Kuwayama Naoki, Hoshino Isamu, Gunji Hisashi, Kurosaki Takeshi, Tonooka Toru, Soda Hiroaki, Sonoda Itaru, Eto Ryotaro, Takiguchi Nobuhiro, Nabeya Yoshihiro, Itami Makiko, Takayama Wataru
Division of Gastroenterological Surgery, Chiba Cancer Center, 666-2 Nitona-cho, Chuo-ku, Chiba, 260-8717, Japan.
Division of Surgical Pathology, Chiba Cancer Center, 666-2 Nitona-cho, Chuo-ku, Chiba, 260-8717, Japan.
Surg Case Rep. 2021 Jul 15;7(1):166. doi: 10.1186/s40792-021-01252-1.
Although there are many studies on primary esophageal adenocarcinoma arising from Barrett's esophagus or ectopic gastric mucosa, reports on adenocarcinoma arising from esophageal cardiac glands are extremely rare. Herein, we report a case of mid-thoracic cancer antigen 19-9 (CA 19-9)-producing primary esophageal adenocarcinoma, which presumably originated from the cardiac glands.
A 74-year-old man was referred to our department with advanced esophageal cancer, which initially presented with dyspepsia. Serum levels of cancer antigen 19-9 (CA 19-9) were elevated (724.89 U/ml). Upper gastrointestinal endoscopy revealed a type 2 tumor on the posterior wall of the mid-thoracic esophagus approximately 29-32 cm from the incisor. Mucosal biopsy was consistent with a diagnosis of adenocarcinoma. Contrast-enhanced computed tomography showed a circumferential wall thickening in the mid-thoracic esophagus without enlarged lymph nodes or distant metastasis. Positron emission tomography-computed tomography showed accumulation in the primary tumor, but no evidence of lymph node or distant metastasis. According to these findings, the adenocarcinoma was staged as cT3N0M0, thereby, requiring subtotal esophagectomy with lymph node dissection. Postoperative course was uneventful.

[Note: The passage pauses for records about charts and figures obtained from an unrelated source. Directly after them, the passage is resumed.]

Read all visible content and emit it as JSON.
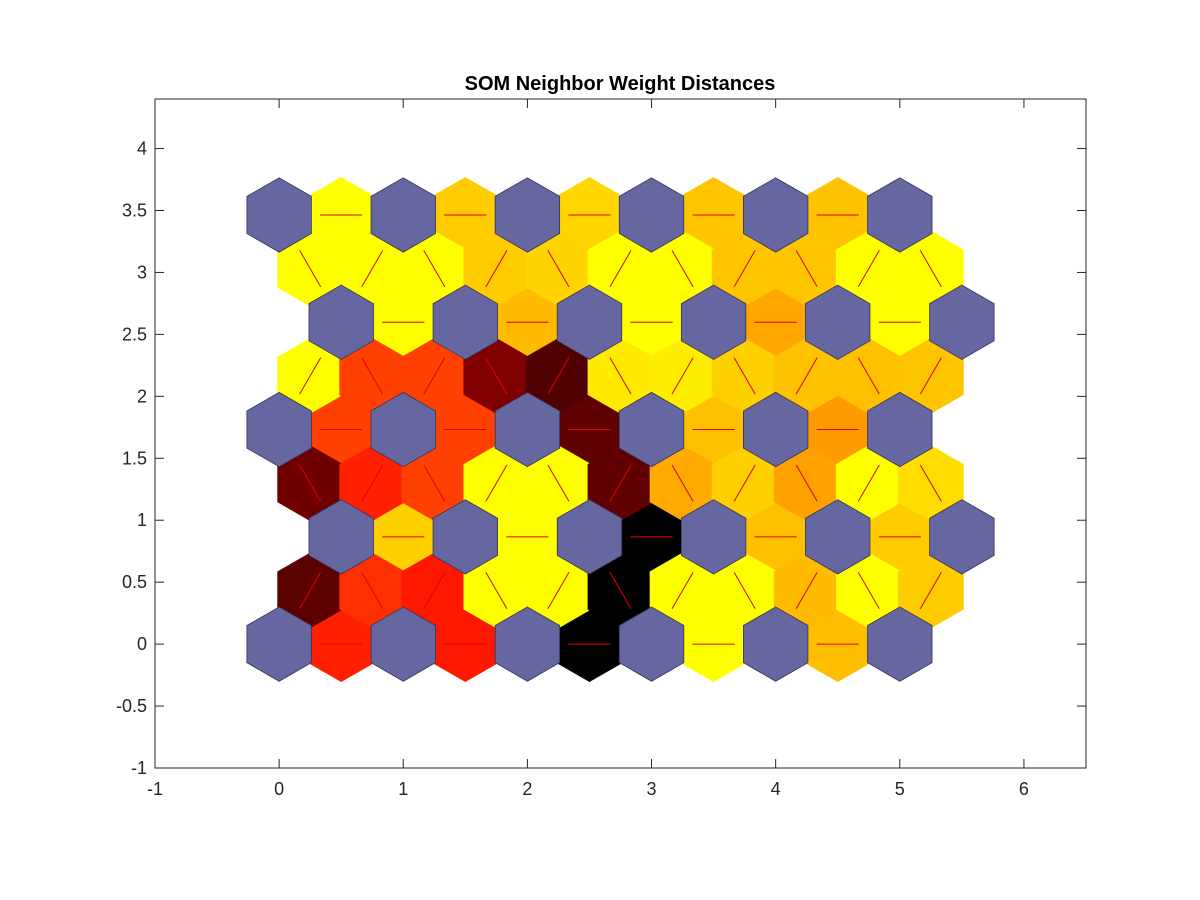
{
  "chart_data": {
    "type": "heatmap",
    "title": "SOM Neighbor Weight Distances",
    "xlabel": "",
    "ylabel": "",
    "xlim": [
      -1,
      6.5
    ],
    "ylim": [
      -1,
      4.4
    ],
    "x_ticks": [
      -1,
      0,
      1,
      2,
      3,
      4,
      5,
      6
    ],
    "x_tick_labels": [
      "-1",
      "0",
      "1",
      "2",
      "3",
      "4",
      "5",
      "6"
    ],
    "y_ticks": [
      -1,
      -0.5,
      0,
      0.5,
      1,
      1.5,
      2,
      2.5,
      3,
      3.5,
      4
    ],
    "y_tick_labels": [
      "-1",
      "-0.5",
      "0",
      "0.5",
      "1",
      "1.5",
      "2",
      "2.5",
      "3",
      "3.5",
      "4"
    ],
    "grid": false,
    "colormap": "hot",
    "neuron_color": "#6666a0",
    "connection_line_color": "#e00000",
    "neurons": [
      [
        0,
        0
      ],
      [
        1,
        0
      ],
      [
        2,
        0
      ],
      [
        3,
        0
      ],
      [
        4,
        0
      ],
      [
        5,
        0
      ],
      [
        0.5,
        0.866
      ],
      [
        1.5,
        0.866
      ],
      [
        2.5,
        0.866
      ],
      [
        3.5,
        0.866
      ],
      [
        4.5,
        0.866
      ],
      [
        5.5,
        0.866
      ],
      [
        0,
        1.732
      ],
      [
        1,
        1.732
      ],
      [
        2,
        1.732
      ],
      [
        3,
        1.732
      ],
      [
        4,
        1.732
      ],
      [
        5,
        1.732
      ],
      [
        0.5,
        2.598
      ],
      [
        1.5,
        2.598
      ],
      [
        2.5,
        2.598
      ],
      [
        3.5,
        2.598
      ],
      [
        4.5,
        2.598
      ],
      [
        5.5,
        2.598
      ],
      [
        0,
        3.464
      ],
      [
        1,
        3.464
      ],
      [
        2,
        3.464
      ],
      [
        3,
        3.464
      ],
      [
        4,
        3.464
      ],
      [
        5,
        3.464
      ]
    ],
    "neighbor_distances": [
      {
        "x": 0.5,
        "y": 0.0,
        "color": "#ff2000"
      },
      {
        "x": 1.5,
        "y": 0.0,
        "color": "#ff1800"
      },
      {
        "x": 2.5,
        "y": 0.0,
        "color": "#000000"
      },
      {
        "x": 3.5,
        "y": 0.0,
        "color": "#ffff00"
      },
      {
        "x": 4.5,
        "y": 0.0,
        "color": "#ffbf00"
      },
      {
        "x": 1.0,
        "y": 0.866,
        "color": "#ffd000"
      },
      {
        "x": 2.0,
        "y": 0.866,
        "color": "#ffff00"
      },
      {
        "x": 3.0,
        "y": 0.866,
        "color": "#000000"
      },
      {
        "x": 4.0,
        "y": 0.866,
        "color": "#ffc000"
      },
      {
        "x": 5.0,
        "y": 0.866,
        "color": "#ffcc00"
      },
      {
        "x": 0.5,
        "y": 1.732,
        "color": "#ff4000"
      },
      {
        "x": 1.5,
        "y": 1.732,
        "color": "#ff4000"
      },
      {
        "x": 2.5,
        "y": 1.732,
        "color": "#600000"
      },
      {
        "x": 3.5,
        "y": 1.732,
        "color": "#ffc000"
      },
      {
        "x": 4.5,
        "y": 1.732,
        "color": "#ff9a00"
      },
      {
        "x": 1.0,
        "y": 2.598,
        "color": "#ffff00"
      },
      {
        "x": 2.0,
        "y": 2.598,
        "color": "#ffbb00"
      },
      {
        "x": 3.0,
        "y": 2.598,
        "color": "#ffff00"
      },
      {
        "x": 4.0,
        "y": 2.598,
        "color": "#ffa600"
      },
      {
        "x": 5.0,
        "y": 2.598,
        "color": "#ffff00"
      },
      {
        "x": 0.5,
        "y": 3.464,
        "color": "#ffff00"
      },
      {
        "x": 1.5,
        "y": 3.464,
        "color": "#ffcc00"
      },
      {
        "x": 2.5,
        "y": 3.464,
        "color": "#ffd600"
      },
      {
        "x": 3.5,
        "y": 3.464,
        "color": "#ffc600"
      },
      {
        "x": 4.5,
        "y": 3.464,
        "color": "#ffc200"
      },
      {
        "x": 0.25,
        "y": 0.433,
        "color": "#5c0000"
      },
      {
        "x": 0.75,
        "y": 0.433,
        "color": "#ff3000"
      },
      {
        "x": 1.25,
        "y": 0.433,
        "color": "#ff1800"
      },
      {
        "x": 1.75,
        "y": 0.433,
        "color": "#ffff00"
      },
      {
        "x": 2.25,
        "y": 0.433,
        "color": "#ffff00"
      },
      {
        "x": 2.75,
        "y": 0.433,
        "color": "#000000"
      },
      {
        "x": 3.25,
        "y": 0.433,
        "color": "#ffff00"
      },
      {
        "x": 3.75,
        "y": 0.433,
        "color": "#ffff00"
      },
      {
        "x": 4.25,
        "y": 0.433,
        "color": "#ffbb00"
      },
      {
        "x": 4.75,
        "y": 0.433,
        "color": "#ffff00"
      },
      {
        "x": 5.25,
        "y": 0.433,
        "color": "#ffcc00"
      },
      {
        "x": 0.25,
        "y": 1.299,
        "color": "#700000"
      },
      {
        "x": 0.75,
        "y": 1.299,
        "color": "#ff2000"
      },
      {
        "x": 1.25,
        "y": 1.299,
        "color": "#ff4000"
      },
      {
        "x": 1.75,
        "y": 1.299,
        "color": "#ffff00"
      },
      {
        "x": 2.25,
        "y": 1.299,
        "color": "#ffff00"
      },
      {
        "x": 2.75,
        "y": 1.299,
        "color": "#600000"
      },
      {
        "x": 3.25,
        "y": 1.299,
        "color": "#ffaa00"
      },
      {
        "x": 3.75,
        "y": 1.299,
        "color": "#ffd000"
      },
      {
        "x": 4.25,
        "y": 1.299,
        "color": "#ffa200"
      },
      {
        "x": 4.75,
        "y": 1.299,
        "color": "#ffff00"
      },
      {
        "x": 5.25,
        "y": 1.299,
        "color": "#ffdd00"
      },
      {
        "x": 0.25,
        "y": 2.165,
        "color": "#ffff00"
      },
      {
        "x": 0.75,
        "y": 2.165,
        "color": "#ff4000"
      },
      {
        "x": 1.25,
        "y": 2.165,
        "color": "#ff4000"
      },
      {
        "x": 1.75,
        "y": 2.165,
        "color": "#800000"
      },
      {
        "x": 2.25,
        "y": 2.165,
        "color": "#500000"
      },
      {
        "x": 2.75,
        "y": 2.165,
        "color": "#ffea00"
      },
      {
        "x": 3.25,
        "y": 2.165,
        "color": "#ffee00"
      },
      {
        "x": 3.75,
        "y": 2.165,
        "color": "#ffd000"
      },
      {
        "x": 4.25,
        "y": 2.165,
        "color": "#ffc200"
      },
      {
        "x": 4.75,
        "y": 2.165,
        "color": "#ffc000"
      },
      {
        "x": 5.25,
        "y": 2.165,
        "color": "#ffc400"
      },
      {
        "x": 0.25,
        "y": 3.031,
        "color": "#ffff00"
      },
      {
        "x": 0.75,
        "y": 3.031,
        "color": "#ffff00"
      },
      {
        "x": 1.25,
        "y": 3.031,
        "color": "#ffff00"
      },
      {
        "x": 1.75,
        "y": 3.031,
        "color": "#ffcc00"
      },
      {
        "x": 2.25,
        "y": 3.031,
        "color": "#ffd400"
      },
      {
        "x": 2.75,
        "y": 3.031,
        "color": "#ffff00"
      },
      {
        "x": 3.25,
        "y": 3.031,
        "color": "#ffff00"
      },
      {
        "x": 3.75,
        "y": 3.031,
        "color": "#ffc600"
      },
      {
        "x": 4.25,
        "y": 3.031,
        "color": "#ffc600"
      },
      {
        "x": 4.75,
        "y": 3.031,
        "color": "#ffff00"
      },
      {
        "x": 5.25,
        "y": 3.031,
        "color": "#ffff00"
      }
    ]
  }
}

Histopathologic analysis revealed a 50 × 40 mm moderately differentiated adenocarcinoma with invasion to the thoracic duct and lymph node metastasis at #108(1/4), #109R(1/3), and #109L(1/3). After surgery, the stage was revised to moderately differentiated pT4apN2pM0 (pStage III). Immunostaining revealed expression of CA19-9 and suggested esophageal cardiac gland origin of the tumor. Three months after the surgery, the patient showed no recurrence and is undergoing outpatient observation.
We experienced a case of mid-thoracic CA19-9-producing primary esophageal adenocarcinoma, which was presumed to have originated in the esophageal cardiac glands. Due to the scarcity of studies regarding this condition, specific management needs to be further clarified.
尽管有许多关于起源于巴雷特食管或异位胃黏膜的原发性食管腺癌的研究,但关于起源于食管贲门腺的腺癌的报道极为罕见。在此,我们报告一例产生胸中段癌抗原19-9(CA 19-9)的原发性食管腺癌病例,推测其起源于贲门腺。
一名74岁男性因晚期食管癌被转诊至我科,最初表现为消化不良。癌抗原19-9(CA 19-9)血清水平升高(724.89 U/ml)。上消化道内镜检查显示,在距门齿约29 - 32 cm处的胸中段食管后壁有一2型肿瘤。黏膜活检确诊为腺癌。增强计算机断层扫描显示胸中段食管壁环形增厚,无淋巴结肿大或远处转移。正电子发射断层扫描 - 计算机断层扫描显示原发肿瘤有放射性浓聚,但无淋巴结或远处转移迹象。根据这些发现,该腺癌分期为cT3N0M0,因此需要行食管次全切除术加淋巴结清扫术。术后过程顺利。组织病理学分析显示为一个50×40 mm的中分化腺癌,侵犯胸导管,且在#108(1/4)、#109R(1/3)和#109L(1/3)处有淋巴结转移。手术后,分期修订为中分化pT4apN2pM0(p分期III期)。免疫组化显示CA19-9表达,提示肿瘤起源于食管贲门腺。手术后三个月,患者无复发,正在门诊观察。
我们遇到一例产生胸中段CA19-9的原发性食管腺癌病例,推测其起源于食管贲门腺。由于关于这种情况的研究较少,具体的治疗方法需要进一步明确。